It should be no surprise at this point that I consider my life to be somewhat odd. I’m nineteen now and what have I accomplished in my short little life? Oh, I launched a boycott here, I started a company there; I woke up one day and said, hey, I wanna be a television producer. The next day, off to London to win another award for something random.
Maybe that’s just it – my life is random. But how could it be that random? In fact, my life is too random to be real.
Thus was my reasoning on November 11, 2003, when I expressed my concerns that maybe – just maybe – that movie ‘The Truman Show’ wasn’t just a movie after all. Heck, I’ve even been a guest in the hometown of Truman in Seaside, Florida! That movie was a hint, a clue, a sign from beyond the silver screen that perhaps all these random, extreme, odd occurrences in my life weren’t so random after all. Someone was the man behind the curtain to whom I should pay no attention! My life had gotten so bizarre that clearly, someone had been planning it for the sake of higher television ratings. How else could you possibly explain such dramatic things always happening around sweeps week? Fleeing the country to avoid a stalker, flying to Europe to meet Count Dracula, magically getting the car of my dreams for ten days straight…
It was all just a little too suspicious. Thus was born the idea of The Heather Show. My life isn’t a life at all, it’s a TV show. I’m caught in a bubble of someone else’s design. The day to day goings on of my life have all been fabricated for the enjoyment of the masses. I’m a puppet in some sick reality TV show.
Really, it explains a lot – why I’ve never met anyone else who looks like me, why sometimes I see the same people in different airports in different cities, why I’ll occasionally see a car in an entirely different state that I swear I’ve seen in my neighborhood (you know the one – it’s old, it’s nasty, and it’s coated in very specific bumper stickers).
You may ask yourself, what about this blog? Easy. The producers just planted the idea of blogging in my head so that it could be another branch of publicity for the show. See? I’m not easily fooled, I’m on to their little game.
TV shows I watch? Movies? All the same as what’s out in the real world. Think of it as a kind of commercial break from the Heather Show the viewers are seeing.
See?

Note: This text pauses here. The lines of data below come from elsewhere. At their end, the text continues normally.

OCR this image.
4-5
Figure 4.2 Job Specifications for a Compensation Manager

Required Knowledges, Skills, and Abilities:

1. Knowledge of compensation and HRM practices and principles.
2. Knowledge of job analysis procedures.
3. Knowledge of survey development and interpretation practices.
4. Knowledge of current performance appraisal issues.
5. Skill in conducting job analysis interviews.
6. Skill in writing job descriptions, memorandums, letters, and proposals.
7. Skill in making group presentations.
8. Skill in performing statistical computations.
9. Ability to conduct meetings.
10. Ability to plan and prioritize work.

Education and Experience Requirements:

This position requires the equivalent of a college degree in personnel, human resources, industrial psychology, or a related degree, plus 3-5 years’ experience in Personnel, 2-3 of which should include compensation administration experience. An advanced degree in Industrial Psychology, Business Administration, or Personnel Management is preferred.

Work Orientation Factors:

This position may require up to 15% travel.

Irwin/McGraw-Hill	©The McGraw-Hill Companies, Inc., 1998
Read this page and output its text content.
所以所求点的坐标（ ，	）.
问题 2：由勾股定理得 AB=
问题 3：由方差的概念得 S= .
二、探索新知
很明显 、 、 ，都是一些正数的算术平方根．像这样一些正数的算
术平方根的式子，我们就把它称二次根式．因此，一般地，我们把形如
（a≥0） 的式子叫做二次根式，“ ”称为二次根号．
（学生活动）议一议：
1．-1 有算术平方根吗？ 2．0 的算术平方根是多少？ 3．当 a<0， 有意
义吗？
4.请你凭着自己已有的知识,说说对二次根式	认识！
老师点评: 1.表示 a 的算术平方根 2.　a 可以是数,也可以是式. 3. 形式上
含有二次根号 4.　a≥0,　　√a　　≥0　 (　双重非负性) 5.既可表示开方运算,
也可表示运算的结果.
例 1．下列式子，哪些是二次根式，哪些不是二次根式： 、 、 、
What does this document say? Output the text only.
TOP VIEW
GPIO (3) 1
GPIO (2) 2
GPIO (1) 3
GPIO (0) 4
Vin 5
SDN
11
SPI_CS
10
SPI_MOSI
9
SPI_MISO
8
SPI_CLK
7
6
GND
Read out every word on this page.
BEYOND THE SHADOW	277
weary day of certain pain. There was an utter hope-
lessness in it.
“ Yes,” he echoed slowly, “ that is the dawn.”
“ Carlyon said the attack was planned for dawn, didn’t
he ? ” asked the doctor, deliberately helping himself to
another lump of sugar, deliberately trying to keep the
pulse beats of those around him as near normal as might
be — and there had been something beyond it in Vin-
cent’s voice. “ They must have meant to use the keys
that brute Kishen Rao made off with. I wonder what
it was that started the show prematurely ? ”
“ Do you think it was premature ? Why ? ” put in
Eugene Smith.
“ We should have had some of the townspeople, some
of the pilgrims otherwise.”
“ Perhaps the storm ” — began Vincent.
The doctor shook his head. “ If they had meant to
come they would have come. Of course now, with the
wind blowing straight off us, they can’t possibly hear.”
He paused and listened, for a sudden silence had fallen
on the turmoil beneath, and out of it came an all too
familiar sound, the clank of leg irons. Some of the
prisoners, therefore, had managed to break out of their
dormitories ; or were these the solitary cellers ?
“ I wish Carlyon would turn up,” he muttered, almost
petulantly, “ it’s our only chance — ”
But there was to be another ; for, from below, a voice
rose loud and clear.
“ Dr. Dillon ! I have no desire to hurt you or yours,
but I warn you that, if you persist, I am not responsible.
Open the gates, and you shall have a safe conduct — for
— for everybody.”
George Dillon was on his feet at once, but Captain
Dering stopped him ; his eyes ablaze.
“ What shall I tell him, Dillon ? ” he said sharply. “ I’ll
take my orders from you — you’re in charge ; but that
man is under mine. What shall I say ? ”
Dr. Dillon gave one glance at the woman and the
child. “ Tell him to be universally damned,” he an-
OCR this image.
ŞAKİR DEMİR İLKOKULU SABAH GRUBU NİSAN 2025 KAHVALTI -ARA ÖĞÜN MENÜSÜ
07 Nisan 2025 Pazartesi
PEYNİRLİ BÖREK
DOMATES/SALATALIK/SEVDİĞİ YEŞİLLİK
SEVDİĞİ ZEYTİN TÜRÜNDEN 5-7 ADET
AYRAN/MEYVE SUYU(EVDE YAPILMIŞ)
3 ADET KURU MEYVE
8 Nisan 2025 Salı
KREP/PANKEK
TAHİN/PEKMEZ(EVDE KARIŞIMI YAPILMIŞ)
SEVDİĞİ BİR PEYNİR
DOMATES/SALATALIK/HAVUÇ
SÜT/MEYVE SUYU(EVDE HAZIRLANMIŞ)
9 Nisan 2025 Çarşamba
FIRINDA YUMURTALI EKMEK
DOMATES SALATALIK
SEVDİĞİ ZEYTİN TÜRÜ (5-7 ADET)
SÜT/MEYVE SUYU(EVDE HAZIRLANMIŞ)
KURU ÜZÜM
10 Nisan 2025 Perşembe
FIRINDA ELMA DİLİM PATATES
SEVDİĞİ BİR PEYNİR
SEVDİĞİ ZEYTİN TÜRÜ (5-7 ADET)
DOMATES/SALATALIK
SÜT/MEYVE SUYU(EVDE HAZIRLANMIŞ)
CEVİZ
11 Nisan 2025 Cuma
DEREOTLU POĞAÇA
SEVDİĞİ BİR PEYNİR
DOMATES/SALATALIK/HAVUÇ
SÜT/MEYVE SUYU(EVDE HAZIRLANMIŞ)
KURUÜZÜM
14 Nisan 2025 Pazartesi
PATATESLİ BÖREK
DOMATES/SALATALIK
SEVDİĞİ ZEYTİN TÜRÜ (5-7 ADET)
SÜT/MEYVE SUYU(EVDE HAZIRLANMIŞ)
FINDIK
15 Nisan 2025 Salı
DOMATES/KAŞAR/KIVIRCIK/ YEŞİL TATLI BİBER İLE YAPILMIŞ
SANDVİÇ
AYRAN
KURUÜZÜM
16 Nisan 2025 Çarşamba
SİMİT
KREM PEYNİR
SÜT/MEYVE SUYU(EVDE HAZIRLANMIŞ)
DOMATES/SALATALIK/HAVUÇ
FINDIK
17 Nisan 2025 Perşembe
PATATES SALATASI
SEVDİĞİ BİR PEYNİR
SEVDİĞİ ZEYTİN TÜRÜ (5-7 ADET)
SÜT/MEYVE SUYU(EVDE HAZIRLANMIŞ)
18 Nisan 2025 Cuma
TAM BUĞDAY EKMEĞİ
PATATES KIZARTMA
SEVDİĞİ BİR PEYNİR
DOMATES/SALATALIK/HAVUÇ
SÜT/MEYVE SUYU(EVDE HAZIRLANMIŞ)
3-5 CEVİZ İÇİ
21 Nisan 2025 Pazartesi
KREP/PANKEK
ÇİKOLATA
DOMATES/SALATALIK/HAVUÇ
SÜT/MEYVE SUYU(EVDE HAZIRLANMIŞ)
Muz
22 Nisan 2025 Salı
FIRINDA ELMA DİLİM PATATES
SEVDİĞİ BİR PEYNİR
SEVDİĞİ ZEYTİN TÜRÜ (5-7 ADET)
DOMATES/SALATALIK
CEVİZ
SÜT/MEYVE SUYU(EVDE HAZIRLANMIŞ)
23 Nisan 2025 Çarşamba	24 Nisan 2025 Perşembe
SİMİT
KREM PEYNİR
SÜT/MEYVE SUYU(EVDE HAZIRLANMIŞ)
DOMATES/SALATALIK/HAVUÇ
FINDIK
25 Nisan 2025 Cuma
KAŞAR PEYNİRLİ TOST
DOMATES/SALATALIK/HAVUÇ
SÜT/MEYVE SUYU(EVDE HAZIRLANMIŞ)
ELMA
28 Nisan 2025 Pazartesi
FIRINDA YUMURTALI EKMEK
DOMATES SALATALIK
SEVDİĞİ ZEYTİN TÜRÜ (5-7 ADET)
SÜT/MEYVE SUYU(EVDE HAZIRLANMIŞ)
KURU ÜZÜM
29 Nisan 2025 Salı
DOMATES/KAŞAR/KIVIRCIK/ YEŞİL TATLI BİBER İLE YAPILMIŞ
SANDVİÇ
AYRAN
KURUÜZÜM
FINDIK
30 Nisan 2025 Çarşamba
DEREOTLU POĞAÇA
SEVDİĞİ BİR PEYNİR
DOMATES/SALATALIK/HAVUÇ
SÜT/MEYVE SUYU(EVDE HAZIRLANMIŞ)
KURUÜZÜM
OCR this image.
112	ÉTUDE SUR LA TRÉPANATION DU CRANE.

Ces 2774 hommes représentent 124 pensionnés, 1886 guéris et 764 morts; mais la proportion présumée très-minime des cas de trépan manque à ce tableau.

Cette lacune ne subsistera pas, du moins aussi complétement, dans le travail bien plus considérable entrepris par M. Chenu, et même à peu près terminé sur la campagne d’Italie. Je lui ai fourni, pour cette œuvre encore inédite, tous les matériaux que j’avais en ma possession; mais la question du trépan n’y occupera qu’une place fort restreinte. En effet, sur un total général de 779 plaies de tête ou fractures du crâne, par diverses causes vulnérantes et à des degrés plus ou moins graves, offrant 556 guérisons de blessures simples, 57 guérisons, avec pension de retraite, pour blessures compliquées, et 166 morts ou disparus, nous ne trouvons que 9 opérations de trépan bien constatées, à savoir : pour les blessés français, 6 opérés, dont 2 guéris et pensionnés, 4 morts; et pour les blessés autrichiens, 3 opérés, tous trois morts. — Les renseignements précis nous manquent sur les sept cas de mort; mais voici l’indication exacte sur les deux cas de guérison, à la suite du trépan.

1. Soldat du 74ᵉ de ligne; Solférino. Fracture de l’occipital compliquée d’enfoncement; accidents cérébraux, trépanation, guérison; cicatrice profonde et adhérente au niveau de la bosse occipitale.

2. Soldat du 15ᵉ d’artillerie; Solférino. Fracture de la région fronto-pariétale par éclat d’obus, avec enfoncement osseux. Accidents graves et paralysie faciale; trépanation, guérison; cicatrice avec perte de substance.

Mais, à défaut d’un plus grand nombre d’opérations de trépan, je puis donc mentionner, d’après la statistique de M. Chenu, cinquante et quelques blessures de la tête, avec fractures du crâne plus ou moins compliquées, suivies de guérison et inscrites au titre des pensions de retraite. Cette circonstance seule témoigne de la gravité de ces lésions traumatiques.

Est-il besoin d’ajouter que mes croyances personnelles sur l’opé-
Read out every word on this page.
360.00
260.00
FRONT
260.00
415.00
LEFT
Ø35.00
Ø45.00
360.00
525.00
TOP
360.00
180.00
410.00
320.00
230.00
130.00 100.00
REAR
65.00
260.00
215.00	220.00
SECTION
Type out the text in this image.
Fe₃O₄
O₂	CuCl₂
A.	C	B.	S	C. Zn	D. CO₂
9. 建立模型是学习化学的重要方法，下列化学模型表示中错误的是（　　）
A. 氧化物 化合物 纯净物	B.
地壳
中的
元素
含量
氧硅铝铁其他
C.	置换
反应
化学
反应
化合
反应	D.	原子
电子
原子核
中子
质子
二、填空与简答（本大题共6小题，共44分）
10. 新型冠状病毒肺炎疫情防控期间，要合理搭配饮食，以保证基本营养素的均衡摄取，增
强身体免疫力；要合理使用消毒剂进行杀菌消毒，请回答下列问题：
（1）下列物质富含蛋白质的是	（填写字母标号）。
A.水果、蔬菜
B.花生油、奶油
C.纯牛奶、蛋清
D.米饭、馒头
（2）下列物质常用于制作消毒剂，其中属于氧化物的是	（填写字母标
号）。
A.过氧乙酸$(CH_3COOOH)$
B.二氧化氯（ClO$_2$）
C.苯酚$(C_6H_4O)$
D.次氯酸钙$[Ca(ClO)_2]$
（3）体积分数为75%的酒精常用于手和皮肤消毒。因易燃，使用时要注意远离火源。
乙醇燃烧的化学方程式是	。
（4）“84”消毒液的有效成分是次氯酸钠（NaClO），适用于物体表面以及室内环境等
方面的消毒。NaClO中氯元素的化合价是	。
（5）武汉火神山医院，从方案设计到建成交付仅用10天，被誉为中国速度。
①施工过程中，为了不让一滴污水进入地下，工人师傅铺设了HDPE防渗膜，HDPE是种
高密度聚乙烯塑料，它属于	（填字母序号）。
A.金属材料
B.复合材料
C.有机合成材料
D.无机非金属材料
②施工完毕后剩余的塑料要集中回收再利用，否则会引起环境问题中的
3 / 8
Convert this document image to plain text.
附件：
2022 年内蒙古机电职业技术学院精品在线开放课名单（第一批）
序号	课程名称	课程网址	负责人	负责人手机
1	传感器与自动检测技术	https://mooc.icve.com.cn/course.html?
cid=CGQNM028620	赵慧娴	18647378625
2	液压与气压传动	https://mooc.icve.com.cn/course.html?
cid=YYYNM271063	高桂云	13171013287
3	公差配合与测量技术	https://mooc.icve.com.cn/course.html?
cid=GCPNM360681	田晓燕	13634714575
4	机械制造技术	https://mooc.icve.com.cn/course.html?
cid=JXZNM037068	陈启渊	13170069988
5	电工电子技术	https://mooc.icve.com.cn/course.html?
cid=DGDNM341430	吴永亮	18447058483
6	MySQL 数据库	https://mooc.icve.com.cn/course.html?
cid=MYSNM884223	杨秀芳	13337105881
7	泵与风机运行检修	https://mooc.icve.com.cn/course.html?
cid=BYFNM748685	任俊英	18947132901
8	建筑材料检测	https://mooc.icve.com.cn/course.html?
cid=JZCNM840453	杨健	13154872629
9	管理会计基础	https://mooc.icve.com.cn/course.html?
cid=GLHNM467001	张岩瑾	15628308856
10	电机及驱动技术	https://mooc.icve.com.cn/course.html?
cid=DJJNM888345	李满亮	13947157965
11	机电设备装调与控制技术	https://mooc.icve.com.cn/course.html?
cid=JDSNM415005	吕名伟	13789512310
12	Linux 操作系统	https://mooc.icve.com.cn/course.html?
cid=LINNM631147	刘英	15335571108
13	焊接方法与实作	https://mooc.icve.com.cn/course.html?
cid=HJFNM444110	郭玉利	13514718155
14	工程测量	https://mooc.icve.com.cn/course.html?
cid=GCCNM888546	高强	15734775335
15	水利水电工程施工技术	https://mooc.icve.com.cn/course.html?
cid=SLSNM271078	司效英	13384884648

I’ve got you people all figured out. I’m a pawn. Who knows, maybe some of you are pawns too and the producers have just gotten very clever about TV show cross-overs. You know, like those episodes of Law & Order where the cast from SVU will suddenly pop over to Criminal Intent to say ‘Hi!’ and swap stories. It’s like that, only no crime solving’s going on. (And as far as I know, the Heather Show doesn’t have that cool dun-dun noise.)
I’m tired of the producers having all the fun, it’s my turn to get in on the action. All of this is the reason for moving my blog from its old home at DProphet.com/meggers to its own domain of HeatherShow.com. Here, on my own special domain name, I’ll be able to provide my own version of the Heather Show, free from the influences of those darn producers who like to throw drama and unpredictability into my life. This is my show now.
— Many, many thanks to my wonderful brother Kevin for working so hard to install Moveable Type for me and make this lovely template. He took my crazy design and made it work. Yup, you know it, he’s a genius. —
Sometimes, just sometimes, you scare me. Nice site though.
hehe! I never saw the truman show, but when i was growing up, i was convinced that i secretly being taped & broadcast. hehehe.
Woohoo!! I like the new pad. And I’m happy to be a part of the show 😉
I really like the new digs; the blue was always too conservative for ya 🙂 I guess I’ll have to start making the dramatic L&O dun dun sound next time I make a cameo.
Heather: I lost my keys. I swear they were here a moment ago.
Steve: Dun Dun
Heather: Oops I splilled the milk
Steve: Dun dun
Nope that won’t get old.
Hey! Nice new look! 🙂 So…cheerful! Love it!